Космята, из последних сил удерживаясь от желания рвануть что было сил, мысленно считал шаги: "Семь, пять, три…" Он старался держаться так, чтобы между ним и князем всегда находился кабардинец. Хозяйского сына он не опасался. Занятый важным делом – седланием сильного, полудикого коня на глазах у нескольких сотен родственников, знакомых и гостей, он вряд ли мог бы заметить что-то не касающееся дела.
Когда до коня оставалось два шага, парень, закончив застегивать подпругу, выпрямился. Ещё раз погладив напряженного кабардинца, подёргал седло, проверяя. В этот же миг князь, видимо, предупрежденный слугой, неожиданно шагнул в сторону.

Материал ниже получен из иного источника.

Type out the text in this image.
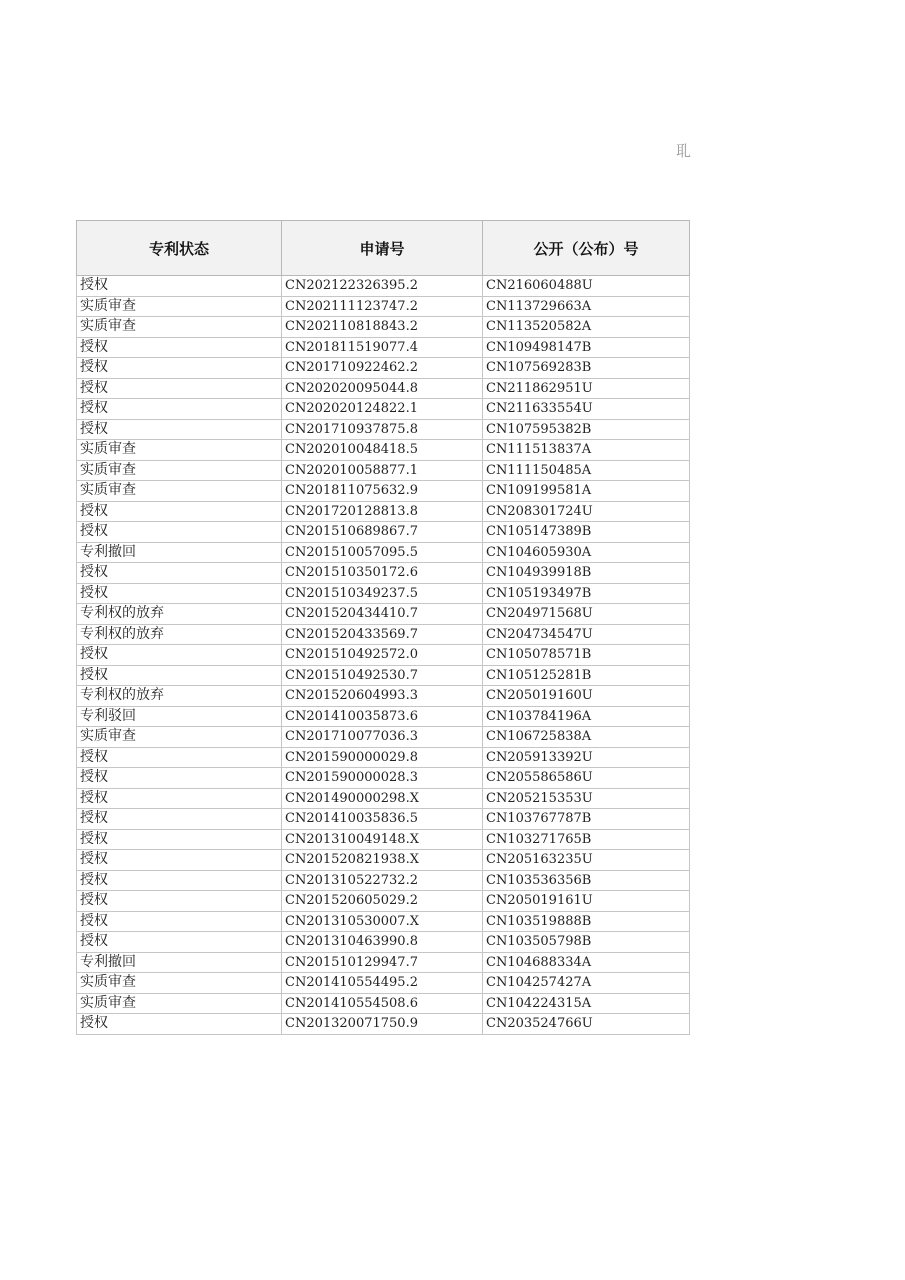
耴
专利状态	申请号	公开（公布）号
授权	CN202122326395.2	CN216060488U
实质审查	CN202111123747.2	CN113729663A
实质审查	CN202110818843.2	CN113520582A
授权	CN201811519077.4	CN109498147B
授权	CN201710922462.2	CN107569283B
授权	CN202020095044.8	CN211862951U
授权	CN202020124822.1	CN211633554U
授权	CN201710937875.8	CN107595382B
实质审查	CN202010048418.5	CN111513837A
实质审查	CN202010058877.1	CN111150485A
实质审查	CN201811075632.9	CN109199581A
授权	CN201720128813.8	CN208301724U
授权	CN201510689867.7	CN105147389B
专利撤回	CN201510057095.5	CN104605930A
授权	CN201510350172.6	CN104939918B
授权	CN201510349237.5	CN105193497B
专利权的放弃	CN201520434410.7	CN204971568U
专利权的放弃	CN201520433569.7	CN204734547U
授权	CN201510492572.0	CN105078571B
授权	CN201510492530.7	CN105125281B
专利权的放弃	CN201520604993.3	CN205019160U
专利驳回	CN201410035873.6	CN103784196A
实质审查	CN201710077036.3	CN106725838A
授权	CN201590000029.8	CN205913392U
授权	CN201590000028.3	CN205586586U
授权	CN201490000298.X	CN205215353U
授权	CN201410035836.5	CN103767787B
授权	CN201310049148.X	CN103271765B
授权	CN201520821938.X	CN205163235U
授权	CN201310522732.2	CN103536356B
授权	CN201520605029.2	CN205019161U
授权	CN201310530007.X	CN103519888B
授权	CN201310463990.8	CN103505798B
专利撤回	CN201510129947.7	CN104688334A
实质审查	CN201410554495.2	CN104257427A
实质审查	CN201410554508.6	CN104224315A
授权	CN201320071750.9	CN203524766U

– Эй, уважаемый… – Он не договорил.
Космята бросился к коню. Всего один прыжок – и хлесткий удар по не успевшему даже сменить восторженного выражения лицу отбросил парня. Тот, видно, потерял сознание, потому что упал, будто неживой. Степанков силу удара не сдерживал: враги – они и есть враги. Ну и что, что юнец? Они казачьих детей не жалеют.

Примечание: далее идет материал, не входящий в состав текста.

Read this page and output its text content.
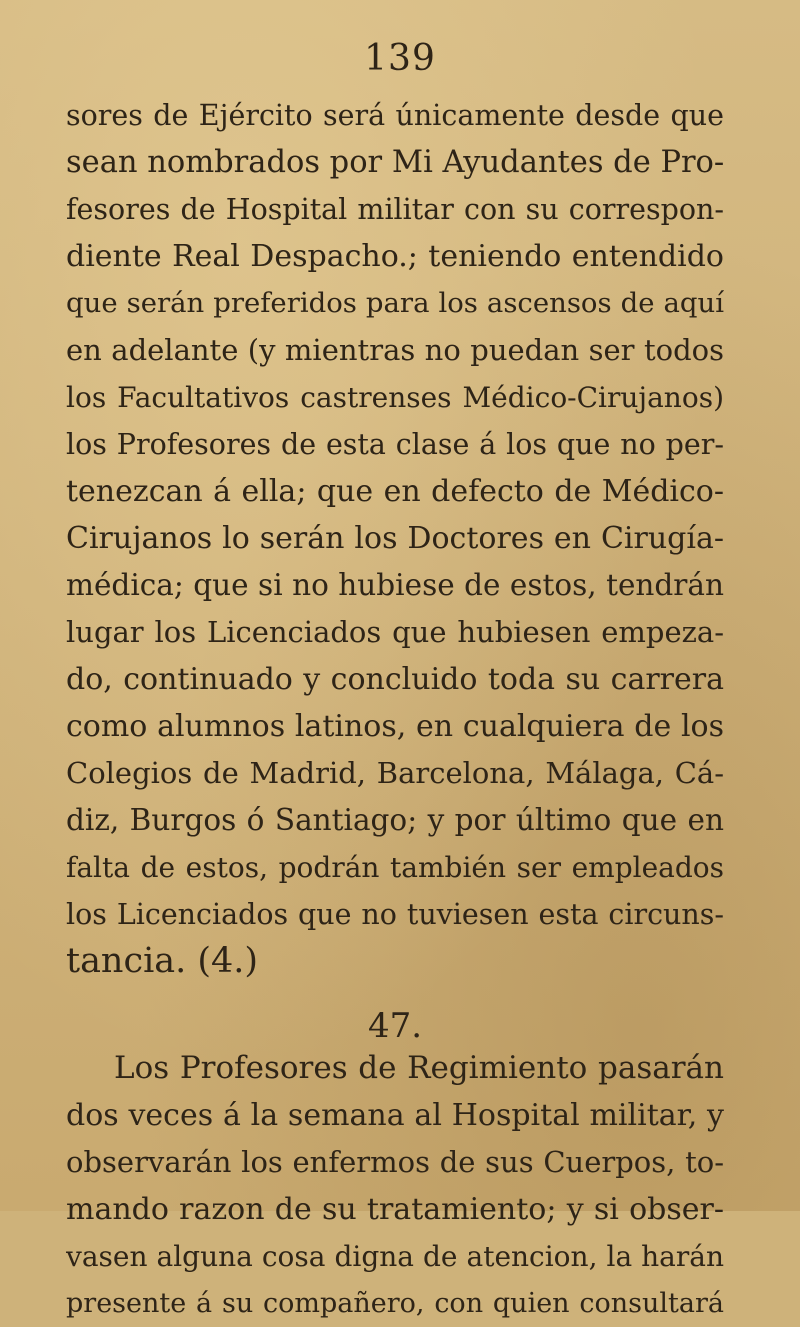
139
sores de Ejército será únicamente desde que
sean nombrados por Mi Ayudantes de Pro-
fesores de Hospital militar con su correspon-
diente Real Despacho.; teniendo entendido
que serán preferidos para los ascensos de aquí
en adelante (y mientras no puedan ser todos
los Facultativos castrenses Médico-Cirujanos)
los Profesores de esta clase á los que no per-
tenezcan á ella; que en defecto de Médico-
Cirujanos lo serán los Doctores en Cirugía-
médica; que si no hubiese de estos, tendrán
lugar los Licenciados que hubiesen empeza-
do, continuado y concluido toda su carrera
como alumnos latinos, en cualquiera de los
Colegios de Madrid, Barcelona, Málaga, Cá-
diz, Burgos ó Santiago; y por último que en
falta de estos, podrán también ser empleados
los Licenciados que no tuviesen esta circuns-
tancia. (4.)
47.
Los Profesores de Regimiento pasarán
dos veces á la semana al Hospital militar, y
observarán los enfermos de sus Cuerpos, to-
mando razon de su tratamiento; y si obser-
vasen alguna cosa digna de atencion, la harán
presente á su compañero, con quien consultará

В следующий момент кочетом взлетел в седло, от души лупя по конским бокам пятками. Жеребец, словно только и ждал этого – вскинулся на задних ногах, упал на все четыре и, рывком переходя в галоп, помчался через площадь. Космята, натянув повод, направил коня в сторону леса. Вороной, повиновался, хоть и пытался взбрыкнуть на первых саженях.
Позади закричали, резко оборвалась музыка, краем глаза Космята увидел, как вскакивают черкесы с мест. Один, самый шустрый, бросился ему наперерез, но Степанков, не останавливаясь, выставил ичиг, и горца снесло, будто бревном приложило. Площадь осталась за спиной. Степанков сжимал чумбук внатяжку, не оставляя жеребцу и грамма воли, и уже на окраине аула, куда всадник добрался в мгновение ока, конь перестал вскидываться. Мелькнули последние сакли и сараи. Он направлял жеребца в обход загона для овец, резонно соображая, что там ему придётся сбавить ход. Внезапно закончились строения, и Космята, ещё никем не преследуемый, оказался за околицей. До леса отсюда оставалось не больше сотни шагов.
Десяток ударов сердца – и, пригнувшись к гриве и чуть замедлив коня, он въехал под первые кроны. Позади раздавались завывания оскорбленных до глубины души горцев и выстрелы. И почти тут же донёсся топот копыт. "Быстро они сообразили".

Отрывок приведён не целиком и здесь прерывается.